Провал «революционного наступления» стал агонией старой армии, наглядно продемонстрировав крушение иллюзий превращения напрочь разложенной многомиллионной вооруженной толпы в некое подобие великой и босоногой армии Наполеона, покорившей почти всю Европу. Другие времена, однако.
«МУЗЫКА БУДУЩЕЙ ВОЕННОЙ РЕАКЦИИ»
Главкоюз Гутор после столь сокрушительного поражения не нашел в себе сил отчитаться перед правительством. Вместо него это сделал Корнилов, отправив 7 июля в столицу телеграмму: «Армия обезумевших темных людей, не ограждавшихся властью от систематического развращения и разложения…бежит… Необходимо немедленно… введение смертной казни и учреждение полевых судов на театре военных действий»; в случае отказа применить эту меру вся ответственность падет на тех, кто словами думает править на тех полях, где царят смерть и позор предательства, малодушие и себялюбие». Послание произвело впечатление. Корнилов тут же был назначен Керенским командующим фронтом вместо Гутора. Однако генерал, вопреки ожиданиям, не запрыгал от радости, а поставил конкретные условия, при которых соглашался на этот пост: введение смертной казни для дезертиров и мародеров, военно-полевых судов на фронте. Если, конечно, есть желание сохранить хотя бы то, что есть, и не превратить прифронтовую зону в выжженную землю. Того же требовал и комиссар фронта Борис Савинков, давно предлагавший заменить вялого Гутора на деятельного Корнилова, произведенного в генералы от инфантерии.

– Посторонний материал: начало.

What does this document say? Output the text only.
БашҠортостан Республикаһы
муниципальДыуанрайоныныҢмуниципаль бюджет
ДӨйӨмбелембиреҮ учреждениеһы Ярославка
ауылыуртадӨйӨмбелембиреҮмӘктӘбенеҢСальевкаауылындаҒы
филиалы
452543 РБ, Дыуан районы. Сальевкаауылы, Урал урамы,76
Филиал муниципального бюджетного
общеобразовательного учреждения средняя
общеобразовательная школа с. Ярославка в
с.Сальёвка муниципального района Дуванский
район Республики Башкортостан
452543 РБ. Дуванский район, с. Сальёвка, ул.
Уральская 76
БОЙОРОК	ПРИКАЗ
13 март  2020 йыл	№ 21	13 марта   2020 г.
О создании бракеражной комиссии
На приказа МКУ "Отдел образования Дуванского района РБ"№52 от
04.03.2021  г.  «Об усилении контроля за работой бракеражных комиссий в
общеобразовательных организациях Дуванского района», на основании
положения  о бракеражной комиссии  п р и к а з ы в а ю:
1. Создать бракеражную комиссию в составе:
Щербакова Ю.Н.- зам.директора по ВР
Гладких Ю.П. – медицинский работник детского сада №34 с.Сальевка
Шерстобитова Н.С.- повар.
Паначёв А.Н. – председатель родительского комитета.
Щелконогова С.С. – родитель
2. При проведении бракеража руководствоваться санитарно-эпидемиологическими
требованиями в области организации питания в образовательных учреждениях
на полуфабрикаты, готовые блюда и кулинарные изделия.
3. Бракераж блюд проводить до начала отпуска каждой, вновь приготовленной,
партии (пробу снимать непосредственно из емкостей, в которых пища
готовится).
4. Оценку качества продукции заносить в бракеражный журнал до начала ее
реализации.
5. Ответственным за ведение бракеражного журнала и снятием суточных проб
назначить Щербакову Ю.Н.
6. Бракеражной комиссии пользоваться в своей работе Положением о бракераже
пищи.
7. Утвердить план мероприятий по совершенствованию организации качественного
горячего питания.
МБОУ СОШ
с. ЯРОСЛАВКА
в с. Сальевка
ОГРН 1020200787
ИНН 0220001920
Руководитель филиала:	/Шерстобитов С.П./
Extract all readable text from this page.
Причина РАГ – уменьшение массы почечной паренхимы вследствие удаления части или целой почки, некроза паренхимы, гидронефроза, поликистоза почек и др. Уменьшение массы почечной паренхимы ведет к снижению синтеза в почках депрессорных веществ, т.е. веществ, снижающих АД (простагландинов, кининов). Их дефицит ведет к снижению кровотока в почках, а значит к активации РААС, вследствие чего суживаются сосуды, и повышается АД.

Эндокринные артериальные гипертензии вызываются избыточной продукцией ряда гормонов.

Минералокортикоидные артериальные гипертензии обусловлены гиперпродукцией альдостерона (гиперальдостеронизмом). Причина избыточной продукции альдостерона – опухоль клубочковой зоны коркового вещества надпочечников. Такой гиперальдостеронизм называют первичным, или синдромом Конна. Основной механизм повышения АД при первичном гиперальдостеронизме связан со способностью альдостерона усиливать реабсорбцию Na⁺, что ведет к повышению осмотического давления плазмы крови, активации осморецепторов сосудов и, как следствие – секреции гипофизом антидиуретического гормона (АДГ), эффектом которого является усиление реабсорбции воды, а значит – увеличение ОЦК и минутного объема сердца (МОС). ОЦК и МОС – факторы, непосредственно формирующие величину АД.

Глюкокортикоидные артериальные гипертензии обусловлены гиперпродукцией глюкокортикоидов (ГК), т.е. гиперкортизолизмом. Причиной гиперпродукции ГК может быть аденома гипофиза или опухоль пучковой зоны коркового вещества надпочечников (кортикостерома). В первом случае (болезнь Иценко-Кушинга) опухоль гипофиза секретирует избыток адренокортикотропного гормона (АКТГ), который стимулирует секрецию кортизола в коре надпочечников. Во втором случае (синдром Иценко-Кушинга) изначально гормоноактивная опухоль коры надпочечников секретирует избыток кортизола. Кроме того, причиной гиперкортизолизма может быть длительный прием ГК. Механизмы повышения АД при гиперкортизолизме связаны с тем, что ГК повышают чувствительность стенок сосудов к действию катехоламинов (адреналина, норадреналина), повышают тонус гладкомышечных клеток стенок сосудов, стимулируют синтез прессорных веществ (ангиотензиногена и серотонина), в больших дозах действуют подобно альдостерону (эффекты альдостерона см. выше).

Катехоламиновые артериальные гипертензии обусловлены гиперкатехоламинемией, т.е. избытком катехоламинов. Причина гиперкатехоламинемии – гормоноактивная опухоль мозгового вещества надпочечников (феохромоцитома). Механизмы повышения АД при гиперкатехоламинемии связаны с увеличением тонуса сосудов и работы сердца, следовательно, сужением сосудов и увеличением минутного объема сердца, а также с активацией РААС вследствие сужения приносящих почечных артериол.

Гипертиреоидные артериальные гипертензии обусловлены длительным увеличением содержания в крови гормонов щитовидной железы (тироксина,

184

Брусилов пишет, что «на это я ему ответил, что никаких его условий в данный момент я выслушивать не буду и не приму и считаю, что высший командный состав подает в данном случае дурной пример отсутствия дисциплины, торгуясь при назначении в военное время чуть ли не на поле сражения. Тогда он сдался и без дальнейших возражений вступил в исполнение своих новых обязанностей».
Здесь прославленный генерал лукавит, ибо в выслушивании его мнения никто не нуждался — вопрос о назначении Корнилова и принятии его условий был уже решен в Петрограде. Брусилов, прекрасно понимавший, что Корнилов с его амбициями на «фронте» не остановится и будет метить на его место, выступал против назначения.
Но уже ставший 8 июля министром-председателем Керенский считал, что «Корнилов смел, мужествен, суров, решителен, независим и не остановится ни перед какими самостоятельными действиями, требуемыми обстановкой, и ни перед какой ответственностью», а его мнение к тому моменту было решающим. На том этапе между присяжным поверенным Керенским и простым казаком Корниловым наступило полное взаимопонимание. Тем более, что провал наступления на фронте как раз совпал с неудачной попыткой вооруженного восстания большевиков в Петрограде 3–4 июля, намеревавшихся использовать правительственный кризис (кадеты князь Дмитрий Шаховской, Александр Мануйлов и Андрей Шингарев вышли из правительства в знак протеста против соглашения с украинской Радой, фактически раскалывавшего страну, Николай Некрасов предпочел выйти из партии кадетов, но остаться в правительстве) для передачи всей власти Совдепу. Для того чтобы держать в узде радикалов-большевиков, нужна была хорошая «дубинка» в лице способного «ломать дрова» Корнилова.